Retailers across the U.S. are considering having customers keep their returns while also offering full refunds. Many of these businesses are suffering from the “bullwhip effect” and toying with the idea that it might be financially wise to let patrons keep merchandise they don’t want.
Companies like Target, Walmart, and the Gap have reported that they have too much inventory and that they can’t afford to keep housing it, according to CNN Business. Returns merely compound the problem.
Combine the storage issues with record-high fuel prices and supply chain problems, and businesses are looking for ways to cut their losses. So now these outfits with a glut of merchandise are weighing whether it is wiser to let customers hold on to their returned goods or throw the returns on the already-too-big piles of inventory.

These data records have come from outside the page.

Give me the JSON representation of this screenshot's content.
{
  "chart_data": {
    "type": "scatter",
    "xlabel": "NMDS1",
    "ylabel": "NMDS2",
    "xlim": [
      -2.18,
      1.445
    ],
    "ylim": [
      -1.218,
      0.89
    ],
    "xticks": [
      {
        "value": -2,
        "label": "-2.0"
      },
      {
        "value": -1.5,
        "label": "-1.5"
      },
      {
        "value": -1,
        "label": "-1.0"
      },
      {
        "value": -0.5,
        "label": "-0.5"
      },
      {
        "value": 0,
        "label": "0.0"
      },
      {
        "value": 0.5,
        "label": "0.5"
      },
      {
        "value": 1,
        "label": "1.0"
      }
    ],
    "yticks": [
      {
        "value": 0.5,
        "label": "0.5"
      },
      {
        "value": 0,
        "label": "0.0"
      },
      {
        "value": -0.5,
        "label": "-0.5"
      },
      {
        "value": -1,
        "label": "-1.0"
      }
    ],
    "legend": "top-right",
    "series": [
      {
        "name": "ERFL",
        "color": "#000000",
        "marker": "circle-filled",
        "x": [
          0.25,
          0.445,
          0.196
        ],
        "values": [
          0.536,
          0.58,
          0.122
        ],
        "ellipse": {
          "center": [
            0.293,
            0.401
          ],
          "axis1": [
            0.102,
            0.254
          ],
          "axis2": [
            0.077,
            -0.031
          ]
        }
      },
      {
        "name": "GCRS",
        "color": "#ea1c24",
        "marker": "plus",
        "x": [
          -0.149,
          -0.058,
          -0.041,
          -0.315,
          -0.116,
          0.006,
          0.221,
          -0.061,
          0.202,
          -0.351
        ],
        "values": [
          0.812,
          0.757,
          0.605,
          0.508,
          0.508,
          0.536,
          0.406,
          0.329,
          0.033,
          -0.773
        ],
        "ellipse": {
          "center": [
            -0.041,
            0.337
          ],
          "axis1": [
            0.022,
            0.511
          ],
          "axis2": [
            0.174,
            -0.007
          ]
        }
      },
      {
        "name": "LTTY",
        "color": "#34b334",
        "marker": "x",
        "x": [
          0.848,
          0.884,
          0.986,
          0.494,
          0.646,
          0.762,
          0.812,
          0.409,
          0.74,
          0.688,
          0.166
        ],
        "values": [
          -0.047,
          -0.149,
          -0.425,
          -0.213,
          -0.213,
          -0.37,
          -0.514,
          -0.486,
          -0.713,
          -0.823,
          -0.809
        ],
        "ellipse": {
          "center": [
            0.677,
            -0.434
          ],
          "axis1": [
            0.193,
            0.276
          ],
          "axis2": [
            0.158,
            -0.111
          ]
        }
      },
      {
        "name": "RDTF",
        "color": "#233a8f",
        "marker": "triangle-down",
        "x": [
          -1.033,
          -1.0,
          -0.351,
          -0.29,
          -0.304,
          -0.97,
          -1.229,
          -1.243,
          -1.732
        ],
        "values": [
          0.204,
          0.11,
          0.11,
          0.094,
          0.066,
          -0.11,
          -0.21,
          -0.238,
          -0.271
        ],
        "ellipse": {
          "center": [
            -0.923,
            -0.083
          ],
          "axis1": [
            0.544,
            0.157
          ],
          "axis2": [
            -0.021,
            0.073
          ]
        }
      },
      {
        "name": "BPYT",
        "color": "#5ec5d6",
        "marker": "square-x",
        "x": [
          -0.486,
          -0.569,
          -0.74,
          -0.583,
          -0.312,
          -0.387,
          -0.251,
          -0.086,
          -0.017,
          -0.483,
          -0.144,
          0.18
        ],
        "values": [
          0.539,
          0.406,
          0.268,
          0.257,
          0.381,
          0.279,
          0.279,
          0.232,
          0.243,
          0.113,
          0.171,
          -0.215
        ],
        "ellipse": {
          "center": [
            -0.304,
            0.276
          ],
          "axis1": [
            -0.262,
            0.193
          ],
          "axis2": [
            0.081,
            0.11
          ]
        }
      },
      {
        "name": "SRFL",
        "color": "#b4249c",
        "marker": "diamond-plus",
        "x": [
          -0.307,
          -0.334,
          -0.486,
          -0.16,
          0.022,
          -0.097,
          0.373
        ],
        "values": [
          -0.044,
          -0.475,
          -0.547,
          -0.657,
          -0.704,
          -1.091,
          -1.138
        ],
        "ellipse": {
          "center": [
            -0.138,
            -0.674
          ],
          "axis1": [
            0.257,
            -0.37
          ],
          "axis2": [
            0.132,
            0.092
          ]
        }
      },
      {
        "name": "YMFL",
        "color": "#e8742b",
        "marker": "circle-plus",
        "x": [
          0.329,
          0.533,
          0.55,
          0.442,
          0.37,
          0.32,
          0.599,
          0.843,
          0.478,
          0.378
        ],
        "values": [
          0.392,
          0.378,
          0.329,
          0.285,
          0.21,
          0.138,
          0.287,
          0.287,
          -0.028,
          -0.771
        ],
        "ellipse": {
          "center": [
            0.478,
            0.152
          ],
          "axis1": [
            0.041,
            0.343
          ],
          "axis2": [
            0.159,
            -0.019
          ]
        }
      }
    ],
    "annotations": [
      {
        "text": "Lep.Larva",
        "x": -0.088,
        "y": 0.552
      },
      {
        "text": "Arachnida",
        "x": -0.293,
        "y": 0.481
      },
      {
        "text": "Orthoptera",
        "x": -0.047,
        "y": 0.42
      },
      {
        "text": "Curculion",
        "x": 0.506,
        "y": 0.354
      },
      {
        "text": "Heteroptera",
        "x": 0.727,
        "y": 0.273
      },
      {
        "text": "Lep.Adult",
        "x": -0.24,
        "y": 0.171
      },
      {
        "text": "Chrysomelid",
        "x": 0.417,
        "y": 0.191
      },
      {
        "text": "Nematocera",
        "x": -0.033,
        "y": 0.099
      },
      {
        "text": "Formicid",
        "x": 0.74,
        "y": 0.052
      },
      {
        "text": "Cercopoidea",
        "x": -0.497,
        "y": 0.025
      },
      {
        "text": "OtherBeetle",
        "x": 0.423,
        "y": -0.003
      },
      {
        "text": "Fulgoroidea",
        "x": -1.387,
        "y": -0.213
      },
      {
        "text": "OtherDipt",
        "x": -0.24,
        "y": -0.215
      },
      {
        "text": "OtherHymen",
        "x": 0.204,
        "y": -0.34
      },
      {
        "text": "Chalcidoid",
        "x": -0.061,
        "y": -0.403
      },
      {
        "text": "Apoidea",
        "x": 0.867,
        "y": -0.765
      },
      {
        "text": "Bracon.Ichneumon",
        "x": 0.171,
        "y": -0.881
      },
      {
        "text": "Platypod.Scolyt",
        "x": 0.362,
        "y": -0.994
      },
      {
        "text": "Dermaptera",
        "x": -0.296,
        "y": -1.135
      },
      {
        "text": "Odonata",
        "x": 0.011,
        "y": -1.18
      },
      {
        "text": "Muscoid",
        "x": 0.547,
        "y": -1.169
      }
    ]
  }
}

What retailers are seeing right now is something called the “bullwhip effect.” This is, as Bloomberg says, “the deflationary effect of retailers holding too much inventory.” Small changes in demand can cause serious disruption upstream in what is an already disrupted and unreliable supply chain.
Investor Place calls the “bullwhip effect” the consequence of “mistaken demand amplification from the retail level up to the point of manufacturing under a supply chain network.”
“Under a business context, if a retailer anticipates greater product demand based on immediate sales data, the company’s procurement team will relay requests for additional inventory to the distributor,” the website said. “In turn, the distributor will communicate the demand spike to the product manufacturer. Everybody in the supply chain benefits. That is, unless the forecast is wrong.”
In today’s situation, it turns out the big-box retailers and other outlets were “dead wrong” in their forecasts. This means they’ll need to take action to reduce inventory — both by cutting prices and letting customers keep their returns.